The high-redshift ( $z>2$ ) contribution to CCSN-SGWB is negligible, and changes in the choice of SFR prescription alter the results only moderately.

7. Prospects, Significance, and Theoretical Implications

Practical detectability: Realistic detection of the CCSN SGWB is outside the scope of current and planned third-generation ground-based detectors. Only under implausibly high GW emission per event or an unusually high fraction of rapidly rotating progenitors could $\Omega_{\mathrm{GW}}$ approach detectability thresholds (Finkel et al., 2021, Chowdhury et al., 3 Sep 2024).
Scientific role: The CCSN contribution is an astrophysical background of interest for theoretical completeness and as a verification baseline for population synthesis and 3D explosion modeling. Its "subdominant" nature ensures that it does not constitute a limiting foreground for the detection of primordial or CBC-generated backgrounds.
Distinctive spectral signature: The central frequency ( $\sim$ 500–800 Hz), two-peak structure, and broad plateau are unique identifiers. Detection (or upper limits) could probe aspects of progenitor rotation statistics, explosion mechanism variability, and nuclear equation-of-state under extreme conditions.
Impact on SGWB searches: The CCSN background does not mask cosmological or binary merger signals nor introduce significant bias below the $\Omega_{\mathrm{GW}} \sim 10^{-13}$ sensitivity regime. Thus, it poses little to no hindrance to the interpretation or extraction of stronger stochastic components (Finkel et al., 2021, Chowdhury et al., 3 Sep 2024, Pacheco, 2020).

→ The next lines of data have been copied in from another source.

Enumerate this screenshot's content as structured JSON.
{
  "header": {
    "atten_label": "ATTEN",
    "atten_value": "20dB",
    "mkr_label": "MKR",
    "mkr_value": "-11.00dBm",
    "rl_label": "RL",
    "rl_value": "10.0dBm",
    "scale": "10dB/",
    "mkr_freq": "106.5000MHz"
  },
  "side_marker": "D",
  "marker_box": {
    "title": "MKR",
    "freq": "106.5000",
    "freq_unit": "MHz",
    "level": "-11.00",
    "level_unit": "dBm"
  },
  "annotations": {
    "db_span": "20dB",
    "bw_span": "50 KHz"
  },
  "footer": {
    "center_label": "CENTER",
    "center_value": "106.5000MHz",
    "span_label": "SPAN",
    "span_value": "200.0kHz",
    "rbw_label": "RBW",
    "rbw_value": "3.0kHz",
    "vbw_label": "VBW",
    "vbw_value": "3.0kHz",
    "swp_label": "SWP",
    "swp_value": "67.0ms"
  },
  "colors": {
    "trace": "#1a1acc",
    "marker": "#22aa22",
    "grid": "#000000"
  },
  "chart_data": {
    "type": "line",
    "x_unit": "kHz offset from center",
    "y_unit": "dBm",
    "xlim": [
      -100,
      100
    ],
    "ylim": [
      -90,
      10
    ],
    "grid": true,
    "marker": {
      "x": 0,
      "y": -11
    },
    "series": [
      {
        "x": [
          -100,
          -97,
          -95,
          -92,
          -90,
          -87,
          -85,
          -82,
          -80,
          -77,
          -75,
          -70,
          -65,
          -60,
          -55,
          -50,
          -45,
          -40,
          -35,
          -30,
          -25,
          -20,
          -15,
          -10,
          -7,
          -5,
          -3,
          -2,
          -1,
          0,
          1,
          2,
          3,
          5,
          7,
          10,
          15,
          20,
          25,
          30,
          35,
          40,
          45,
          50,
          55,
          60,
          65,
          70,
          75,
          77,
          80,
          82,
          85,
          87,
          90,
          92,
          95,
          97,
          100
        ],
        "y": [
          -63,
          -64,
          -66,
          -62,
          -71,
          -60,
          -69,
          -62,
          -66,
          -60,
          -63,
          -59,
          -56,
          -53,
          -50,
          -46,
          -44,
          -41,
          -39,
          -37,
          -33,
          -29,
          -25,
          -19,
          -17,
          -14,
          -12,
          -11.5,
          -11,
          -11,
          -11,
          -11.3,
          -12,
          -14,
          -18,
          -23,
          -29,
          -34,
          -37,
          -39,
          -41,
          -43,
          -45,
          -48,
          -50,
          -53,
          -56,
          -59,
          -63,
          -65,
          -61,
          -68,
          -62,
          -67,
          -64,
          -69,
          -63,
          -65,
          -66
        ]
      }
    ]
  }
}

In summary, the SGWB from core-collapse events, as rigorously modeled with current simulations and cosmic rate estimates, is a well-characterized but subdominant feature of the gravitational-wave sky, peaking at $\Omega_{\mathrm{GW}} \sim 10^{-14}$ – $10^{-13}$ at 500–800 Hz for realistic progenitor populations. Its amplitude sits $2$–$5$ orders of magnitude below both astrophysical (CBC) and many cosmological backgrounds, remaining unobservable with envisioned detector capabilities for the foreseeable future (Finkel et al., 2021, Chowdhury et al., 3 Sep 2024).